= Pierre Passi =

Congolese politician

Pierre Passi is a Congolese politician and diplomat. He was Congo-Brazzaville's Ambassador to China from 1999 to 2007, and he was a Deputy in the National Assembly of Congo-Brazzaville from 2007 to 2012. He has been Vice-President of the Constitutional Court of Congo-Brazzaville since 2012.

==Diplomatic and political career==
When Denis Sassou Nguesso returned to power at the conclusion of the June-October 1997 civil war, he appointed Passi, a northerner, as Minister of Fish and Fishery Resources on 2 November 1997.

Subsequently, Passi was appointed as Ambassador to China; he arrived in Beijing on 15 July 1999 and presented his credentials to Chinese President Jiang Zemin on 21 July 1999. He was additionally accredited as Ambassador to North Korea, presenting his credentials to de facto head of state Kim Yong Nam in Pyongyang on 16 December 1999, as Ambassador to Vietnam, and as Ambassador to Thailand; he presented his credentials to the King of Thailand on 16 November 2000. He was accredited as Ambassador to Cambodia as well. Later, Passi was also assigned responsibility for relations with India, presenting his credentials to Indian President A. P. J. Abdul Kalam on 20 January 2003.

When President Sassou Nguesso was elected as Chairman of the African Union, Passi said in March 2006 that Sassou Nguesso would ensure the continuation of good relations and cooperation between Africa and China. He noted that Congo-Brazzaville in particular had a long and warm relationship with China and that trade and economic cooperation between the two countries was strong. In addition, Passi stressed Congo-Brazzaville's support for the one-China policy.

In the June 2007 parliamentary election, Passi stood as the candidate of the Congolese Labor Party (PCT) in the Mayéyé constituency of Lékoumou Department. He placed first in the first round, receiving 36.47% of the vote against 26.54% for Simon Mfoutou. Because no candidate received a majority in the first round, a second round was held in August 2007, but Passi faced no opposition on that occasion and won the seat with 100% of the vote.

After the National Assembly began meeting for its new parliamentary term, Passi was designated as President of the National Assembly's Foreign Affairs and Cooperation Commission on 18 September 2007. He left his diplomatic post in China to sit in the National Assembly.

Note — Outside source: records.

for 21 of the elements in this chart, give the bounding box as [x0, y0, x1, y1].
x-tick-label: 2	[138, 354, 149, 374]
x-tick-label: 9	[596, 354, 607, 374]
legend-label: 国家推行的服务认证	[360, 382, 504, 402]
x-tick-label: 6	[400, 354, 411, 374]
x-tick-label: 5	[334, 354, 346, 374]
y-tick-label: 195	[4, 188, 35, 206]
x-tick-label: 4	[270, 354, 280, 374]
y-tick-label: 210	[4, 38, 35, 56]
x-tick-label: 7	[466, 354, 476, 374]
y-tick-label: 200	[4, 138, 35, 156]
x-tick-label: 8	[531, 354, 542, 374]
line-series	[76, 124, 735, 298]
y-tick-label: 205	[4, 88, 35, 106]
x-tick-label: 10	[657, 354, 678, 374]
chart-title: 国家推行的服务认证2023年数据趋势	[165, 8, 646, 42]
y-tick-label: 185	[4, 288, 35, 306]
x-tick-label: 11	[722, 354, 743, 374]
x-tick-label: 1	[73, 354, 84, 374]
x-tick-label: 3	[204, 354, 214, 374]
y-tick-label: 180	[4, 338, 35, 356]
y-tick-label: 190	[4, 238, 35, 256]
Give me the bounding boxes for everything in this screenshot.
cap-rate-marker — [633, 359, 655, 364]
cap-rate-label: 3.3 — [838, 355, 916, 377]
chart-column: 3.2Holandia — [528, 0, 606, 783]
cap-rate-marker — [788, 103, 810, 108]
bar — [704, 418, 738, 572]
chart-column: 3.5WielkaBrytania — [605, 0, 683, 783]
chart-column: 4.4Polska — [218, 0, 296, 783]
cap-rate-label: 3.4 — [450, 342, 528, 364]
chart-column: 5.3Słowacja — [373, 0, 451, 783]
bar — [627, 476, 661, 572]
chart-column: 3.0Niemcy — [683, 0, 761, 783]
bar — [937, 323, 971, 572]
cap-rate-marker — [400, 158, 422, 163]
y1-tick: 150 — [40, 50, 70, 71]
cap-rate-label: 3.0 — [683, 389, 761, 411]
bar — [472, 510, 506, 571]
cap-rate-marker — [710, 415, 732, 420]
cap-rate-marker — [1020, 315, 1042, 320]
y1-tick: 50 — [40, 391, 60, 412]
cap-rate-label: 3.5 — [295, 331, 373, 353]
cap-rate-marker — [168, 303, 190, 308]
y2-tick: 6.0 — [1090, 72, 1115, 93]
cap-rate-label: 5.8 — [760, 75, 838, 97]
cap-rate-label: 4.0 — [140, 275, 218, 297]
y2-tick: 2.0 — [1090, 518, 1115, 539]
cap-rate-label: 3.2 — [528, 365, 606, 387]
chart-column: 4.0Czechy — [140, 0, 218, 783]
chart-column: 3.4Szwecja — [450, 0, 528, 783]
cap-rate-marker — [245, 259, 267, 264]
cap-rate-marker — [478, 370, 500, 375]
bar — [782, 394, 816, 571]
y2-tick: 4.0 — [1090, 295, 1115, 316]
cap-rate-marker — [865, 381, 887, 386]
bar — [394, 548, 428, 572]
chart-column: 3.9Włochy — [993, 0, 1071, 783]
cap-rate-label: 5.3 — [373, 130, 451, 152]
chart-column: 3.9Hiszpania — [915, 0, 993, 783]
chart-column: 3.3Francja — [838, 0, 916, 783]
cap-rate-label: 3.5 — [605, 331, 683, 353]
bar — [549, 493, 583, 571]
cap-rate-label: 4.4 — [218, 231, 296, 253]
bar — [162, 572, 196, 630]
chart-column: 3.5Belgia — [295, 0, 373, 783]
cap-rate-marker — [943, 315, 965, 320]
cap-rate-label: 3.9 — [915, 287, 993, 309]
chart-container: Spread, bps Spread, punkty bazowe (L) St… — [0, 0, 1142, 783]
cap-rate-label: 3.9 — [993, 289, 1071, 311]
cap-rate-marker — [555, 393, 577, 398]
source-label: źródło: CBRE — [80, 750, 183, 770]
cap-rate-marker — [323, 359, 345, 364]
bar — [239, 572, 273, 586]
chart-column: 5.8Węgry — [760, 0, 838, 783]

In 2011, Passi was included on the five-member Preparatory Committee for the PCT's Sixth Extraordinary Congress as Second Rapporteur. At the Sixth Extraordinary Congress, held in July 2011, Passi was elected to the PCT's 51-member Political Bureau.

Passi was not re-elected to his seat in the National Assembly in the July-August 2012 parliamentary election. Simon Mfoutou, who had been defeated by Passi in the 2007 election, won the seat for Mayéyé as the candidate of the opposition Pan-African Union for Social Democracy (UPADS). Passi was subsequently appointed as Vice-President of the Constitutional Court on 17 September 2012; he was sworn in a month later, on 18 October.